Anneliese und Waltraud wandten sich wieder ihrem zweiten Steckenpferd (neben dem Schwimmen und dem Tauchen) zu, nämlich bezüglich der Inhalte des Spielzimmers, die im Gegensatz zu den Outdoor-Aktivitäten im stillen Kämmerlein abzuwickeln waren, wie die Nummer mit dem Reifen oder die zwei Einhörner. Jetzt verkörperten sie die blauen Menschen dar, die Avatare, nämlich die Schauspielerinnen Mayte Michelle Rodríguez und Carol Christine Hilaria Pounder: Mayte stellte Neytiri dar und Carol Mo‘at. Damit war es schon wieder aus mit der Gemeinsamkeit – die Akteurinnen waren bekleidet, sogar züchtig. Soweit der Film.

Im Gegensatz mussten Anneliese und Waltraud vor allen Dingen nackt sein. Dann rieben sie sich mit Blau wechselseitig ein, wobei sie nicht mit dieser Farbe sparten. Sie waren in der für sie ungewöhnlichen Outfits (oder vielmehr Nicht-Outfits) zugange – sie räkelten sich lasziv zu psychedelischer Musik, diese liebten sie Beide gleichermaßen. Sie steigerten sich immer stärker hinein, machten die bekannte Schere, bis sie in einem gewaltigen gemeinsamen Orgasmus nahezu explodierten. Das hatten sie in der Form noch nie erlebt – sie hatten den Verdacht, dass es wohl an der blauen Farbe liegen musste. Diese übte einen befremdlichen Reiz auf Anneliese und Waltraud aus. Sie konnten sich gar nicht einkriegen vor lauter Zauber, der sie weit fortführte, in intime Fernen außerirdischer Existenz.

Dann wurde Waltraud in eine Box (eine Neuanschaffung für ihr Spielzimmer) versenkt, die so klein war, dass sie den Kopf zwischen den Beinen eingezwängt hatte. Anneliese war unerbittlich und ließ sie dunsten, bis sie fast w.o. gab – den sexuellen Stimulus inklusive. Bevor sie endgültig in‘s Reich der Träume abglitt, hatte sie noch eine tiefe Befriedigung. Ihre Freundin musste sie aus dem Gefängnis befreien, sonst wäre sie ewig steckengeblieben. Und –

Anneliese wollte das endlich auch ausprobieren. Die Beiden vertauschten ihre Rollen. Anneliese zwängte sich in die Box, auch sie war gezwungen, ihren Kopf zwischen ihre Beine einzukeilen. Sie war wesentlich widerstandsfähiger als ihre Cousine, sodass sie das ganze Brimborium entscheidenden besser auszukosten imstande war. Sie hatte auch einen ausgewachsenen Orgasmus – zu guter Letzt. Sie vermochte auch selbstständig ihre unnatürliche Position aufrechterhalten.

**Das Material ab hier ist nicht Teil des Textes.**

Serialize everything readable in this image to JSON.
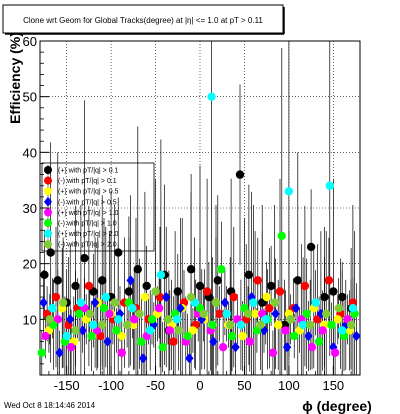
{
  "title": "Clone wrt Geom for Global Tracks(degree) at |η| <= 1.0 at pT > 0.11",
  "timestamp": "Wed Oct  8 18:14:46 2014",
  "colors": {
    "frame": "#000000",
    "grid": "#000000",
    "background": "#ffffff"
  },
  "chart_data": {
    "type": "scatter",
    "xlabel": "ϕ (degree)",
    "ylabel": "Efficiency (%)",
    "xlim": [
      -180,
      180
    ],
    "ylim": [
      0,
      60
    ],
    "x_ticks": [
      -150,
      -100,
      -50,
      0,
      50,
      100,
      150
    ],
    "y_ticks": [
      0,
      10,
      20,
      30,
      40,
      50,
      60
    ],
    "grid": true,
    "legend_position": "left",
    "series": [
      {
        "name": "(+) with pT/|q| > 0.1",
        "color": "#000000",
        "marker": "circle",
        "points": [
          [
            -175,
            18
          ],
          [
            -168,
            22
          ],
          [
            -160,
            17
          ],
          [
            -150,
            13
          ],
          [
            -140,
            16
          ],
          [
            -130,
            21
          ],
          [
            -120,
            15
          ],
          [
            -110,
            17
          ],
          [
            -100,
            14
          ],
          [
            -92,
            22
          ],
          [
            -80,
            15
          ],
          [
            -70,
            19
          ],
          [
            -60,
            16
          ],
          [
            -40,
            18
          ],
          [
            -35,
            8
          ],
          [
            -25,
            15
          ],
          [
            -10,
            19
          ],
          [
            0,
            16
          ],
          [
            10,
            14
          ],
          [
            20,
            17
          ],
          [
            35,
            15
          ],
          [
            45,
            36
          ],
          [
            55,
            18
          ],
          [
            70,
            13
          ],
          [
            80,
            16
          ],
          [
            95,
            9
          ],
          [
            110,
            17
          ],
          [
            125,
            23
          ],
          [
            140,
            14
          ],
          [
            150,
            15
          ],
          [
            160,
            14
          ],
          [
            170,
            12
          ]
        ]
      },
      {
        "name": "(-) with pT/|q| > 0.1",
        "color": "#ff0000",
        "marker": "circle",
        "points": [
          [
            -172,
            11
          ],
          [
            -162,
            14
          ],
          [
            -148,
            9
          ],
          [
            -138,
            12
          ],
          [
            -125,
            16
          ],
          [
            -112,
            7
          ],
          [
            -98,
            10
          ],
          [
            -85,
            13
          ],
          [
            -72,
            12
          ],
          [
            -58,
            10
          ],
          [
            -45,
            14
          ],
          [
            -30,
            6
          ],
          [
            -18,
            13
          ],
          [
            -5,
            9
          ],
          [
            8,
            15
          ],
          [
            22,
            11
          ],
          [
            38,
            14
          ],
          [
            52,
            10
          ],
          [
            65,
            17
          ],
          [
            78,
            12
          ],
          [
            90,
            15
          ],
          [
            105,
            12
          ],
          [
            118,
            16
          ],
          [
            132,
            10
          ],
          [
            145,
            17
          ],
          [
            158,
            11
          ],
          [
            172,
            13
          ]
        ]
      },
      {
        "name": "(+) with pT/|q| > 0.5",
        "color": "#ffff00",
        "marker": "circle",
        "points": [
          [
            -170,
            8
          ],
          [
            -155,
            12
          ],
          [
            -142,
            6
          ],
          [
            -128,
            10
          ],
          [
            -115,
            13
          ],
          [
            -100,
            11
          ],
          [
            -88,
            7
          ],
          [
            -75,
            9
          ],
          [
            -62,
            14
          ],
          [
            -48,
            11
          ],
          [
            -32,
            9
          ],
          [
            -20,
            12
          ],
          [
            -8,
            8
          ],
          [
            5,
            10
          ],
          [
            18,
            13
          ],
          [
            32,
            9
          ],
          [
            48,
            7
          ],
          [
            62,
            11
          ],
          [
            75,
            14
          ],
          [
            88,
            9
          ],
          [
            100,
            11
          ],
          [
            112,
            8
          ],
          [
            128,
            12
          ],
          [
            140,
            9
          ],
          [
            155,
            10
          ],
          [
            168,
            8
          ]
        ]
      },
      {
        "name": "(-) with pT/|q| > 0.5",
        "color": "#0000ff",
        "marker": "diamond",
        "points": [
          [
            -176,
            13
          ],
          [
            -158,
            4
          ],
          [
            -146,
            10
          ],
          [
            -132,
            8
          ],
          [
            -118,
            13
          ],
          [
            -104,
            6
          ],
          [
            -90,
            11
          ],
          [
            -78,
            17
          ],
          [
            -64,
            3
          ],
          [
            -52,
            9
          ],
          [
            -38,
            14
          ],
          [
            -22,
            12
          ],
          [
            -12,
            3
          ],
          [
            2,
            10
          ],
          [
            15,
            6
          ],
          [
            28,
            13
          ],
          [
            40,
            5
          ],
          [
            58,
            14
          ],
          [
            72,
            8
          ],
          [
            85,
            11
          ],
          [
            98,
            5
          ],
          [
            108,
            12
          ],
          [
            122,
            7
          ],
          [
            136,
            11
          ],
          [
            150,
            5
          ],
          [
            164,
            9
          ],
          [
            176,
            7
          ]
        ]
      },
      {
        "name": "(+) with pT/|q| > 1.0",
        "color": "#ff00ff",
        "marker": "circle",
        "points": [
          [
            -174,
            7
          ],
          [
            -160,
            10
          ],
          [
            -145,
            5
          ],
          [
            -130,
            12
          ],
          [
            -116,
            8
          ],
          [
            -102,
            11
          ],
          [
            -88,
            4
          ],
          [
            -74,
            10
          ],
          [
            -60,
            7
          ],
          [
            -46,
            12
          ],
          [
            -34,
            8
          ],
          [
            -16,
            6
          ],
          [
            -2,
            11
          ],
          [
            12,
            8
          ],
          [
            26,
            5
          ],
          [
            42,
            10
          ],
          [
            56,
            6
          ],
          [
            70,
            11
          ],
          [
            82,
            4
          ],
          [
            96,
            8
          ],
          [
            114,
            10
          ],
          [
            126,
            5
          ],
          [
            138,
            8
          ],
          [
            152,
            4
          ],
          [
            166,
            10
          ]
        ]
      },
      {
        "name": "(-) with pT/|q| > 1.0",
        "color": "#00ff00",
        "marker": "circle",
        "points": [
          [
            -178,
            4
          ],
          [
            -165,
            9
          ],
          [
            -152,
            6
          ],
          [
            -136,
            11
          ],
          [
            -122,
            7
          ],
          [
            -108,
            12
          ],
          [
            -94,
            8
          ],
          [
            -80,
            13
          ],
          [
            -66,
            6
          ],
          [
            -54,
            10
          ],
          [
            -42,
            5
          ],
          [
            -28,
            11
          ],
          [
            -14,
            7
          ],
          [
            0,
            12
          ],
          [
            14,
            9
          ],
          [
            24,
            19
          ],
          [
            36,
            7
          ],
          [
            50,
            12
          ],
          [
            64,
            8
          ],
          [
            76,
            10
          ],
          [
            92,
            25
          ],
          [
            106,
            7
          ],
          [
            120,
            11
          ],
          [
            134,
            6
          ],
          [
            148,
            9
          ],
          [
            162,
            7
          ],
          [
            174,
            11
          ]
        ]
      },
      {
        "name": "(+) with pT/|q| > 2.0",
        "color": "#00ffff",
        "marker": "circle",
        "points": [
          [
            -166,
            12
          ],
          [
            -150,
            7
          ],
          [
            -134,
            13
          ],
          [
            -120,
            9
          ],
          [
            -106,
            14
          ],
          [
            -92,
            10
          ],
          [
            -76,
            12
          ],
          [
            -56,
            8
          ],
          [
            -44,
            18
          ],
          [
            -26,
            10
          ],
          [
            -6,
            13
          ],
          [
            13,
            50
          ],
          [
            30,
            11
          ],
          [
            46,
            9
          ],
          [
            60,
            13
          ],
          [
            74,
            10
          ],
          [
            100,
            33
          ],
          [
            116,
            9
          ],
          [
            130,
            13
          ],
          [
            146,
            34
          ],
          [
            160,
            8
          ],
          [
            172,
            12
          ]
        ]
      },
      {
        "name": "(-) with pT/|q| > 2.0",
        "color": "#7fcc33",
        "marker": "circle",
        "points": [
          [
            -169,
            10
          ],
          [
            -154,
            13
          ],
          [
            -140,
            8
          ],
          [
            -124,
            11
          ],
          [
            -110,
            9
          ],
          [
            -96,
            13
          ],
          [
            -82,
            9
          ],
          [
            -68,
            11
          ],
          [
            -50,
            15
          ],
          [
            -36,
            10
          ],
          [
            -24,
            8
          ],
          [
            -10,
            14
          ],
          [
            4,
            11
          ],
          [
            18,
            13
          ],
          [
            34,
            9
          ],
          [
            54,
            11
          ],
          [
            68,
            9
          ],
          [
            84,
            13
          ],
          [
            102,
            10
          ],
          [
            124,
            9
          ],
          [
            142,
            11
          ],
          [
            156,
            12
          ],
          [
            170,
            9
          ]
        ]
      }
    ]
  }
}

Waltraud musste gar nichts dazutun. Das wurde ihr bald langweilig – so ohne Aktion ihrerseits und so wandten sich die Beiden der nächsten Attraktion zu (wieder eine neue Errungenschaft für ihr Spielzimmer): Affenmasken – das sah zwar eigenartig aus, der blaue nackte Körper und darüber die schwarzen Gorillamasken. Sie hatten einen Mund und Augen, damit die Mädels kommunizieren konnten, und das taten sie auch ausführlich. Anneliese und Waltraud blickten durch Larven aufeinander und die ungewohnten und auch fremdartigen Schnauzen der Affen übten eine gewisse Verlockung auf die Beiden aus. Anders als sonst – und zwar komplett anders, waren ihre Gefühle füreinander, und sie schliefen miteinander.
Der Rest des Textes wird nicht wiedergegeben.